Enquanto Evento Que Ninguém Celebrará, fez o ano passado (final do ano, se a memória não me atraiçoa, seria Outubro ou Novembro, pois foi na época em que começou a minha incursão de cinco anos na faculdade - sim, malta nova, na era medieval pré-Bolonha tirar uma licenciatura demorava cinco longos e extenuantes anos) vinte anos da publicação em Portugal das duas mais importantes obras do movimento Ciberpunk: Neuromante e Reflexos do Futuro.

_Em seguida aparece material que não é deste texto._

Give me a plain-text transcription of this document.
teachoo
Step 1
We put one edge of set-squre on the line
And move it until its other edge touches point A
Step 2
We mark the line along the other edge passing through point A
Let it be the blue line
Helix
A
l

A primeira é conhecida de todos, e praticamente dispensa apresentações. É a história de um mercenário caído em desgraça que se vê tentado a recuperar a vida anterior num golpe proibido e perigoso. Como o confirmaria mais tarde, Gibson procurou um enredo simples para apresentar aquele novo e complexo conceito do ciberespaço, um mundo em que mente e máquina se encontravam irremediavelmente ligadas. Naquele mundo havia espíritos, mas dependiam de plataformas físicas de processamento de informação e poderiam ser interrompidos, mantidos em suspenso, reinicializados. A informação era navegável, existia enquanto universo paralelo ao nosso, imediato mas invisível e acessível apenas aos iniciados. Que melhor droga conceptual para adolescentes inteligentes que cresciam na emergente sociedade informatizada em que hoje vivemos? Como encarar Case e a sua postura melancólica, sombria, perante a existência, senão como um reflexo da atitude desprendida, romântica, do jovem adulto que ainda não entrou definitivamente no frenesi do quotidiano do dever profissional e das dívidas bancárias? Como esquecer a célebre frase de arranque que equipara o céu cinzento a uma televisão sem emissão - uma tecnologia em mansa extinção, por sinal - e que de imediato estabelece o tema do livro? Criticado por muitos, foi no entanto, acredito, aquela poesia extremamente delicada do estilo que Gibson escolheu para a textura da sua visão que sustentou - e simultaneamente impossibilitou que se igualasse em qualidade - toda a panóplia de seguidores e imitadores do que se viria a designar por ciberpunk. Esta seria também a obra que encerraria a versão em capa dura da saudosa e curta colecção Contacto que João Barreiros orientou para a Gradiva.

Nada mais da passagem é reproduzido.